Dr. Bradshaw, I know that early learning is a big focus for you as well. What does that look like at home? Does it mean the minute a baby comes home from the hospital, maybe we start reading to them? How can we be a part of that early learning process at home?

That’s a great question. I started an initiative with the CSR Resa called “The Basics,” where what we wanna do, is as soon as a child is born in any Richmond County Hospital, that we provide them with five basic skills, just teaching parents how to be parents. No one’s given a playbook, so if we can give them that information early. We’ve also partnered with the Dolly Parton Imagination Library, that if a child is born in a hospital, they sign up and the child will receive a book a month all the way until grade school. So we’re trying to be proactive to ensure that our students have a literacy rich environment and that they’re prepared for school day one.

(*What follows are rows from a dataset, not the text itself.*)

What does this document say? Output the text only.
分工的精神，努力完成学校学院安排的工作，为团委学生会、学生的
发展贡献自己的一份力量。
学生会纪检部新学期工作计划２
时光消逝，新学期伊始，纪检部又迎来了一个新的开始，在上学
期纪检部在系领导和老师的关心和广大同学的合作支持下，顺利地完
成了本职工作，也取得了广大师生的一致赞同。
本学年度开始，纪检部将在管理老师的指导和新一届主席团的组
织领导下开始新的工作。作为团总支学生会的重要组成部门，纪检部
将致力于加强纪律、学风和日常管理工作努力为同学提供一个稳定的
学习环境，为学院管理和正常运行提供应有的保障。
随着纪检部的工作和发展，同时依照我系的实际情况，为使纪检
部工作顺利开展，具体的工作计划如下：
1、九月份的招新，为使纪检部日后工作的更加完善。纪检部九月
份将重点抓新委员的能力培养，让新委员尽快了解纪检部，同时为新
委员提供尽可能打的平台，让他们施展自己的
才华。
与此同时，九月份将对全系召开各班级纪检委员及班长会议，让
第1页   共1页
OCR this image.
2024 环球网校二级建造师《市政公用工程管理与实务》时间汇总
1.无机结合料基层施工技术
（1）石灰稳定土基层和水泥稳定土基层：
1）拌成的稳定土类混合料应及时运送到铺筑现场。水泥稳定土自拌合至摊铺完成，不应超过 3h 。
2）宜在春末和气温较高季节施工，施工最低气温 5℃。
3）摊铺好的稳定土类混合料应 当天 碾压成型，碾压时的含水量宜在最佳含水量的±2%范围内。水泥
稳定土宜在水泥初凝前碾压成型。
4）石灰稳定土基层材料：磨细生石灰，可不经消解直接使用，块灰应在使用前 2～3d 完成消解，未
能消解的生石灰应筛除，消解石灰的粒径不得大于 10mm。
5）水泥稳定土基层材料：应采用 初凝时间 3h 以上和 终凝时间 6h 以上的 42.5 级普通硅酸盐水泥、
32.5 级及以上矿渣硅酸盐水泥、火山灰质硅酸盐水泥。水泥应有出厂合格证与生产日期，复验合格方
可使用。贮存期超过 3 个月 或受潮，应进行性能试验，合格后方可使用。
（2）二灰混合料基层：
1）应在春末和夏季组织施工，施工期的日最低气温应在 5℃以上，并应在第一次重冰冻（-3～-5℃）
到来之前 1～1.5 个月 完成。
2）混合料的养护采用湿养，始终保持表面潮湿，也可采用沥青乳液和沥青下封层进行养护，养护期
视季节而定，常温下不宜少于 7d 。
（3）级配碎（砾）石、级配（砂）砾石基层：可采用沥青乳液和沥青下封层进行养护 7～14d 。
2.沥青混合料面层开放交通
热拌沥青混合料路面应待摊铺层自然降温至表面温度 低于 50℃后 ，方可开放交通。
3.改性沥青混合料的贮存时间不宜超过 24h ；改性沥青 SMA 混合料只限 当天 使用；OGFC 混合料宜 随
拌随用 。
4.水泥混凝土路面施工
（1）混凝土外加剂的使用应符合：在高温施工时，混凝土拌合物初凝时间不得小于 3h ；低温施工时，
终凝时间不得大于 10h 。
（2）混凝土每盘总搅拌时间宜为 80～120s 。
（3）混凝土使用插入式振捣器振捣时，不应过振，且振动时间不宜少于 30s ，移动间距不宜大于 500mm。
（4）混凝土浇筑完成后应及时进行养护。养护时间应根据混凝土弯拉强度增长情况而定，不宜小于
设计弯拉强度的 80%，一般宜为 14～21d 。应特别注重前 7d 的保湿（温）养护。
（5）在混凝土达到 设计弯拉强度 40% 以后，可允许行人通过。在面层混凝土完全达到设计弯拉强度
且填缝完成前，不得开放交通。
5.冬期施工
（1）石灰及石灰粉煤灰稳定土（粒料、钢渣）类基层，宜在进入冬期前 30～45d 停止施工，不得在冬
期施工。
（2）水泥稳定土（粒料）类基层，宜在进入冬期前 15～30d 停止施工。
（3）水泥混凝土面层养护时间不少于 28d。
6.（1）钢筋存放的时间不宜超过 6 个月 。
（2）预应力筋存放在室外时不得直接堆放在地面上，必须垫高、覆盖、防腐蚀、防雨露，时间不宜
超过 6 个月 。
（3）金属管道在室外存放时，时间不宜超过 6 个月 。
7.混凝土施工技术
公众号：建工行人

Do kids need to go to college anymore? And I know there’s probably not a pat answer for that question, but when you’re looking at your seniors graduate, and you’re watching as a whole what those kids do with their lives, is college necessarily required for success anymore?

Well, our goal is to make sure that we prepare our students for life beyond high school. Any secondary opportunities, whether it’s the workforce, the military, technical school, or college, they need to be prepared so that they will have multiple options available.

Do Richmond County Schools have a pretty decent relationship with companies around town so that if a child does wanna go into the workforce, that y’all have that connection for ’em?

Yes, sir. We have a strong CTA program and we’re trying to develop relationships and partnerships with many businesses and organizations around the city.

Listen, I know you mentioned a few minutes ago that education hasn’t changed really for the most part over the years. Have children changed? There are so many distractions. There are these devices, there are so many other things for kids. Have children changed in your career?

I don’t wanna say children have changed, but I do wanna say that the way we teach children, we have to change. Things are totally different. I didn’t learn the same way. And children today aren’t learning the same way. They have new devices, and we just have to be pretty much up to speed in the way we deliver education to our students.

My last question, I know that your life is fast paced. I know that you oversee thousands of students and staff, et cetera, but do you ever allow yourself to stop and think about why you took this job, why you got into education? And if you do, are you glad you made that choice?

I am so happy I made that choice. I’m happy to be in the city of Augusta, the County of Richmond. This is an opportunity, it’s a privilege to provide support to families, to teachers, to children that are in need. I want to be their voice and I want to provide them opportunities they may not could have imagined.

Dr. Kenneth Bradshaw, I can’t thank you enough for your time and for what you do for our children, it means a lot.

Thank you so much.

Absolutely, Dr. Kenneth Bradshaw, Superintendent of Richmond County Schools.